Consequences of excess transfer balances

Where a person has a transfer account balance over their transfer balance cap, an excess transfer balance amount exists. The ATO will issue a notice to the person advising them of the identified excess.

If corrective action to reduce their transfer balance has occurred (for example, rolling back monies from a pension into accumulation), all the person needs to do is advise the ATO. If no action has been taken, the ATO provides 60 days to reduce the transfer balance by the amount identified in the notice.

After 60 days, if there is still an excess the ATO will issue a ’commutation notice’ to a super provider holding funds for the taxpayer, requesting payment of a superannuation lump sum for that member within 30 days of receiving the notice. If the super fund is unable to process the request, they must let the ATO know within 30 days, and if a payment is made the super provider must notify the member within 30 days of when the notice was issued to the super fund.

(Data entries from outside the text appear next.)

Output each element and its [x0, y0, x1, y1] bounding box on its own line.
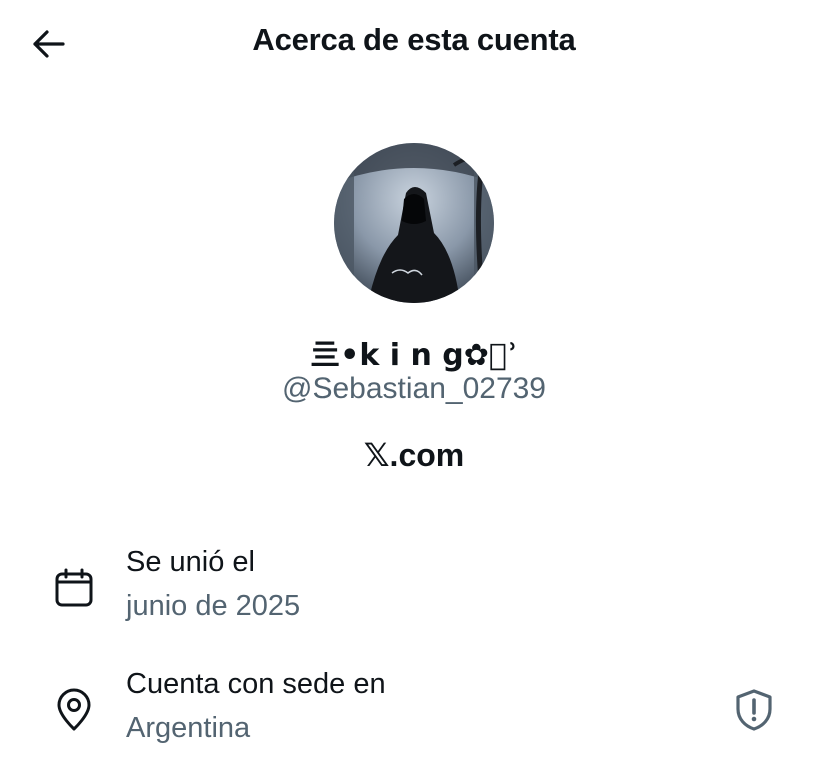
site-label: 𝕏.com	[363, 437, 465, 473]
shield-alert-icon	[736, 689, 772, 731]
location-info-button[interactable]	[728, 684, 780, 736]
location-label: Cuenta con sede en	[126, 668, 386, 700]
account-location-row: Cuenta con sede en Argentina	[0, 668, 828, 764]
top-bar: Acerca de esta cuenta	[0, 0, 828, 88]
joined-value: junio de 2025	[126, 590, 301, 622]
page-title: Acerca de esta cuenta	[252, 22, 576, 57]
display-name: 亖•k i n g✿⃝ʾ	[310, 338, 518, 373]
avatar-image	[334, 143, 494, 303]
joined-date-row: Se unió el junio de 2025	[0, 546, 828, 642]
joined-label: Se unió el	[126, 546, 255, 578]
location-pin-icon-wrap	[50, 686, 98, 734]
calendar-icon-wrap	[50, 564, 98, 612]
location-value: Argentina	[126, 712, 251, 744]
calendar-icon	[55, 568, 93, 607]
username-handle: @Sebastian_02739	[282, 372, 546, 405]
location-pin-icon	[57, 688, 91, 731]
avatar[interactable]	[334, 143, 494, 303]
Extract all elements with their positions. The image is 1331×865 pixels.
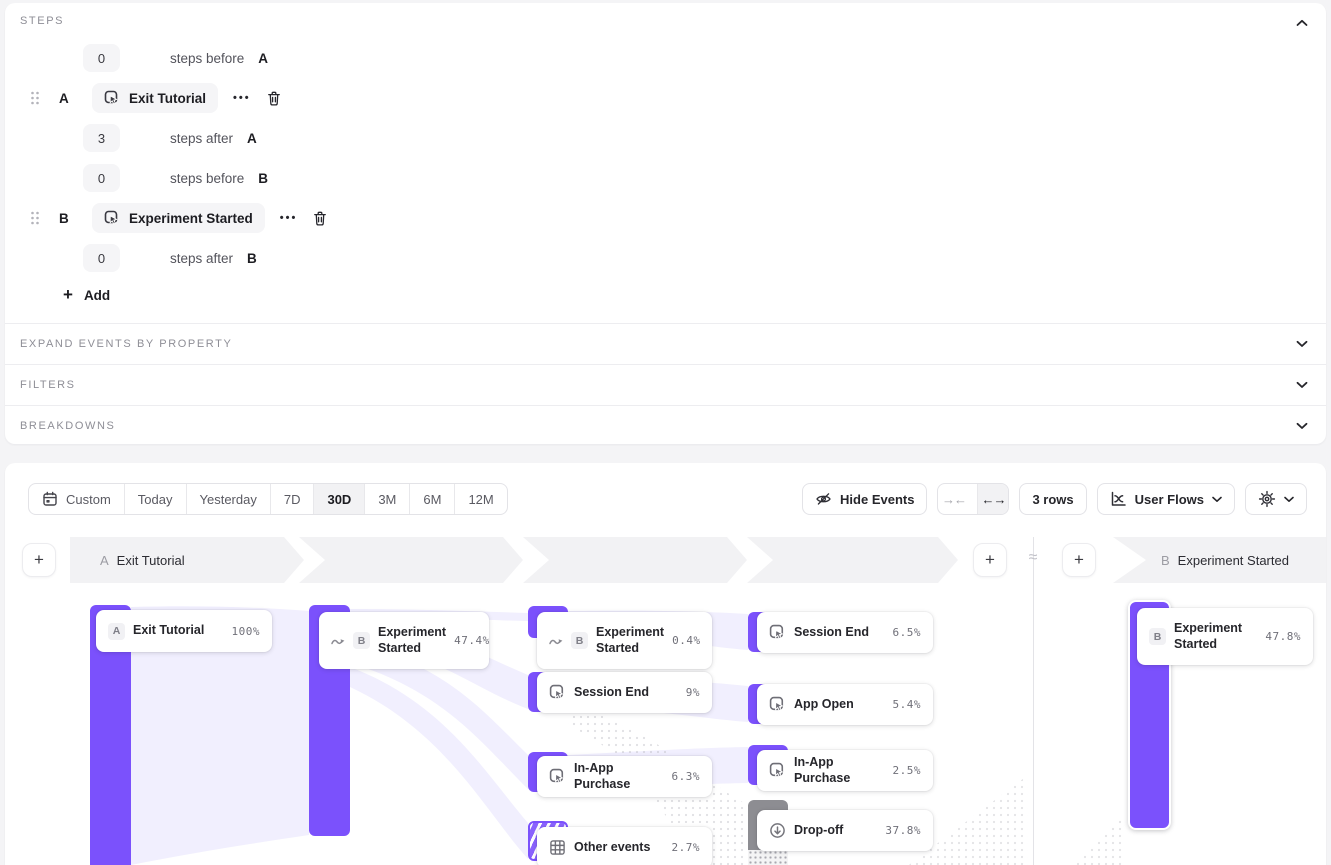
steps-after-b-row: 0 steps after B [83, 244, 257, 272]
step-a-more-button[interactable]: ••• [233, 92, 251, 104]
indirect-arrow-icon [549, 635, 563, 647]
event-icon [549, 684, 566, 701]
step-badge: A [108, 623, 125, 640]
steps-before-a-text: steps before [170, 51, 244, 66]
trash-icon [266, 90, 282, 107]
add-step-button[interactable]: + Add [63, 285, 110, 305]
node-value: 9% [686, 686, 700, 699]
steps-after-b-text: steps after [170, 251, 233, 266]
flow-node-experiment-started-b[interactable]: B Experiment Started 47.8% [1137, 608, 1313, 665]
node-value: 100% [232, 625, 261, 638]
step-a-event-label: Exit Tutorial [129, 91, 206, 106]
drop-off-icon [769, 822, 786, 839]
event-icon [769, 624, 786, 641]
chevron-up-icon [1296, 19, 1308, 27]
node-value: 5.4% [893, 698, 922, 711]
step-b-more-button[interactable]: ••• [280, 212, 298, 224]
drag-handle-icon[interactable] [30, 90, 40, 106]
step-a-delete-button[interactable] [266, 90, 282, 107]
steps-before-a-row: 0 steps before A [83, 44, 268, 72]
node-label: Experiment Started [1174, 621, 1246, 652]
step-badge: B [1149, 628, 1166, 645]
node-label: Session End [574, 685, 649, 701]
section-breakdowns[interactable]: BREAKDOWNS [5, 405, 1326, 446]
node-value: 47.4% [454, 634, 490, 647]
node-label: In-App Purchase [794, 755, 885, 786]
flow-node-session-end-9[interactable]: Session End 9% [537, 672, 712, 713]
event-icon [104, 90, 120, 106]
section-label: EXPAND EVENTS BY PROPERTY [20, 338, 232, 350]
node-label: Experiment Started [596, 625, 664, 656]
add-step-label: Add [84, 288, 110, 303]
event-icon [104, 210, 120, 226]
section-filters[interactable]: FILTERS [5, 364, 1326, 405]
section-expand-events-by-property[interactable]: EXPAND EVENTS BY PROPERTY [5, 323, 1326, 364]
flow-node-session-end-65[interactable]: Session End 6.5% [757, 612, 933, 653]
step-a-letter: A [59, 91, 73, 106]
chevron-down-icon [1296, 340, 1308, 348]
event-icon [769, 762, 786, 779]
grid-icon [549, 839, 566, 856]
steps-after-a-text: steps after [170, 131, 233, 146]
node-value: 0.4% [672, 634, 701, 647]
section-label: BREAKDOWNS [20, 420, 115, 432]
node-label: App Open [794, 697, 854, 713]
flow-node-app-open[interactable]: App Open 5.4% [757, 684, 933, 725]
steps-before-b-ref: B [258, 171, 268, 186]
step-b-event-label: Experiment Started [129, 211, 253, 226]
indirect-arrow-icon [331, 635, 345, 647]
flow-node-other-events[interactable]: Other events 2.7% [537, 827, 712, 865]
steps-before-b-row: 0 steps before B [83, 164, 268, 192]
node-value: 2.7% [672, 841, 701, 854]
steps-panel: STEPS 0 steps before A A Exit Tutorial •… [5, 3, 1326, 444]
node-label: Drop-off [794, 823, 843, 839]
section-label: FILTERS [20, 379, 76, 391]
node-value: 6.5% [893, 626, 922, 639]
steps-after-a-ref: A [247, 131, 257, 146]
steps-before-a-input[interactable]: 0 [83, 44, 120, 72]
chevron-down-icon [1296, 381, 1308, 389]
node-label: Other events [574, 840, 650, 856]
flow-node-in-app-purchase-63[interactable]: In-App Purchase 6.3% [537, 756, 712, 797]
steps-after-b-ref: B [247, 251, 257, 266]
steps-after-a-input[interactable]: 3 [83, 124, 120, 152]
step-b-row: B Experiment Started ••• [30, 203, 328, 233]
steps-after-b-input[interactable]: 0 [83, 244, 120, 272]
step-b-event-button[interactable]: Experiment Started [92, 203, 265, 233]
report-panel: Custom Today Yesterday 7D 30D 3M 6M 12M … [5, 463, 1326, 865]
step-a-row: A Exit Tutorial ••• [30, 83, 282, 113]
node-label: Exit Tutorial [133, 623, 204, 639]
event-icon [549, 768, 566, 785]
drag-handle-icon[interactable] [30, 210, 40, 226]
step-b-delete-button[interactable] [312, 210, 328, 227]
steps-before-a-ref: A [258, 51, 268, 66]
node-value: 37.8% [885, 824, 921, 837]
flow-node-drop-off[interactable]: Drop-off 37.8% [757, 810, 933, 851]
steps-title: STEPS [20, 15, 64, 27]
flow-node-experiment-started-47[interactable]: B Experiment Started 47.4% [319, 612, 489, 669]
node-label: Session End [794, 625, 869, 641]
steps-before-b-text: steps before [170, 171, 244, 186]
node-label: In-App Purchase [574, 761, 664, 792]
plus-icon: + [63, 285, 73, 305]
step-a-event-button[interactable]: Exit Tutorial [92, 83, 218, 113]
steps-before-b-input[interactable]: 0 [83, 164, 120, 192]
step-b-letter: B [59, 211, 73, 226]
chevron-down-icon [1296, 422, 1308, 430]
node-label: Experiment Started [378, 625, 446, 656]
node-value: 6.3% [672, 770, 701, 783]
step-badge: B [571, 632, 588, 649]
step-badge: B [353, 632, 370, 649]
flow-node-in-app-purchase-25[interactable]: In-App Purchase 2.5% [757, 750, 933, 791]
collapse-steps-button[interactable] [1294, 15, 1310, 31]
steps-after-a-row: 3 steps after A [83, 124, 257, 152]
node-value: 2.5% [893, 764, 922, 777]
event-icon [769, 696, 786, 713]
flow-node-exit-tutorial[interactable]: A Exit Tutorial 100% [96, 610, 272, 652]
flow-bar-drop-off-tail [748, 850, 788, 865]
trash-icon [312, 210, 328, 227]
flow-node-experiment-started-04[interactable]: B Experiment Started 0.4% [537, 612, 712, 669]
node-value: 47.8% [1265, 630, 1301, 643]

Additionally, the excess transfer balance will accrue ‘notional earnings’ which will be taxed at 15 per cent in the individual’s own name for ‘first offenders’. Subsequent offences will cause earnings to be taxed at 30 per cent. Notional earnings are calculated based on the daily general interest charge rate, on the excess balance every day the excess exists. No tax credit exists for these earnings as they are deemed to have been earned in the tax-free pension phase.

Transitional provisions

For persons with monies in retirement income streams at 1 July 2017, there is an allowance for smaller transfer balance excesses. Minor excesses can be disregarded if remedied within 60 days of 1 July 2017 and the excess is less than $100,000.

There are potential capital gains tax (CGT) concessions for assets backing income streams.. We have not covered proposed transitional CGT concessions at this time and will cover this topic in a future Tech Alert.


The transfer balance cap if legislated in its current form will introduce additional complexity in managing client’s retirement income streams.

There is a lot of detail within these amendments and as these are draft legislation, submissions and adjustments may yet be made before the final legislation is passed.